I agree, and I'm going to use "@" as the receiver name always ;-)

>* I can see the issues with inheritance but I've also been weaning myself
>from using inheritance.

Unfortunately I'm trying to write a GUI entierly in Lua, besides the drawing
primitives, and it's very difficult to do so without inheritance.

>* My biggest problem using Lua for object-oriented style programming has
>been typing "." instead of ":" when invoking a function. I understand why
>"." can't just do the job -- sometimes you do just want a table entry
>containing a function pointer. I've been contemplating adding a syntactic
>option that would allow me to write:

The "@" trick does help here, it decides weather to use "." or ":" based on
the first non space character after the identifier that follows "@". If it's
a "(", use ":" else use ".".

>    myObject << message(...)

Well, I could add an option to my class pre-processor that would change "<<"
into ":", so "myObject << message(...)" changes to "myObject:message(...)"
which does what you want. Handling nil objects is harder though because the
pre-processor would have to keep track of all identifiers in the stream so
that when a "<<" is found the apropriate code could be generated.

>Or maybe I'll just learn to be more careful about "." v ":".

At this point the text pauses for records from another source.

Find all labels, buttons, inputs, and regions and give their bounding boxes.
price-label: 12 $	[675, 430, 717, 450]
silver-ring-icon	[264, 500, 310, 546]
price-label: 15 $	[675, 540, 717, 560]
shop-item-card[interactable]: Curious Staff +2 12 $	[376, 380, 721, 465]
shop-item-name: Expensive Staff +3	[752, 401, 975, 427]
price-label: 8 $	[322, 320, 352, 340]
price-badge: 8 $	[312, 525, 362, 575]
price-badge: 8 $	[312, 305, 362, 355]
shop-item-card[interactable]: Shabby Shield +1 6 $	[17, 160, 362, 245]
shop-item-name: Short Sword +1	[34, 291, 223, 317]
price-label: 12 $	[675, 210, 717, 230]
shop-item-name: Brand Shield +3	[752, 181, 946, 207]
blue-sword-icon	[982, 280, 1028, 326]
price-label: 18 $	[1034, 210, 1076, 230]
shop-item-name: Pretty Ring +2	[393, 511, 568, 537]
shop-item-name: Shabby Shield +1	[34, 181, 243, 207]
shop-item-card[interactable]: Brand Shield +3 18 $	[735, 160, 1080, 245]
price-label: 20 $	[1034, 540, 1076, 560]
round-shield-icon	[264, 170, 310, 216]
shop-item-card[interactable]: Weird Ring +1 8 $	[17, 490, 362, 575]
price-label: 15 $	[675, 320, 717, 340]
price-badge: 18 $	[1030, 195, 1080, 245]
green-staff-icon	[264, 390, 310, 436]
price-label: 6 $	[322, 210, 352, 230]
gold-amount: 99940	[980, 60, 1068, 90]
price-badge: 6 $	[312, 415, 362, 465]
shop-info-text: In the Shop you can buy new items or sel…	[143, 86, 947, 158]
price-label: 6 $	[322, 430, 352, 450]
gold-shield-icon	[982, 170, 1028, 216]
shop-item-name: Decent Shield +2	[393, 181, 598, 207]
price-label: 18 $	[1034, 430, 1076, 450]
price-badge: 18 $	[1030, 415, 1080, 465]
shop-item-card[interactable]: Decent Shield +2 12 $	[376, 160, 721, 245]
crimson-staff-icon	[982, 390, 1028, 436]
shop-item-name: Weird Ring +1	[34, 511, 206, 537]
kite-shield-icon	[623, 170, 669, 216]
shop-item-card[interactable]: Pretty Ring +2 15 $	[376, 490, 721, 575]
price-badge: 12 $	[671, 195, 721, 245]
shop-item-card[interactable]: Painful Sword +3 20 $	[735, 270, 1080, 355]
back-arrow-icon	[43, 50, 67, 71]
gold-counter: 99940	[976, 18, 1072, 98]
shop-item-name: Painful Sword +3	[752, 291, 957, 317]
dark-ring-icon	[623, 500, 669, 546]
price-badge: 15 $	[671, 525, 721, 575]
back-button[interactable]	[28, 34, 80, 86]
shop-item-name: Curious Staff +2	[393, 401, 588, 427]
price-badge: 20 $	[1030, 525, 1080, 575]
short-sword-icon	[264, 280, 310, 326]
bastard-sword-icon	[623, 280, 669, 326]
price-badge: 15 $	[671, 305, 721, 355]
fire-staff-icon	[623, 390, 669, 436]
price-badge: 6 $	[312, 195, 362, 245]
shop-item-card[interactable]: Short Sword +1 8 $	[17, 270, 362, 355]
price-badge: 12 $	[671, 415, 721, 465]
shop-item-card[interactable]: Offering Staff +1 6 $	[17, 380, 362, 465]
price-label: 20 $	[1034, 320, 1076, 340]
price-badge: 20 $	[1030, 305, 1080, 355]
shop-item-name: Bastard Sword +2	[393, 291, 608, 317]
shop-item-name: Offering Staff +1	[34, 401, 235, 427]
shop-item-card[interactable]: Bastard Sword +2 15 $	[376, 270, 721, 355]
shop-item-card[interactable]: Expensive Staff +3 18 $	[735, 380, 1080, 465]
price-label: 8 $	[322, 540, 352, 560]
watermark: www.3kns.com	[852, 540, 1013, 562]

Or use a class pre-processor to allow you to use "@" if you don't mind about
breaking source code compatibility... It's my case because my GUI will be
used by users not very knowleadgeble about Lua or programming in general, so
I'm trying to make their life easy, and the code they'll write isn't
supposed to be used in other Lua vms (and even that can be possible, just
compile your code first using the pre-processor).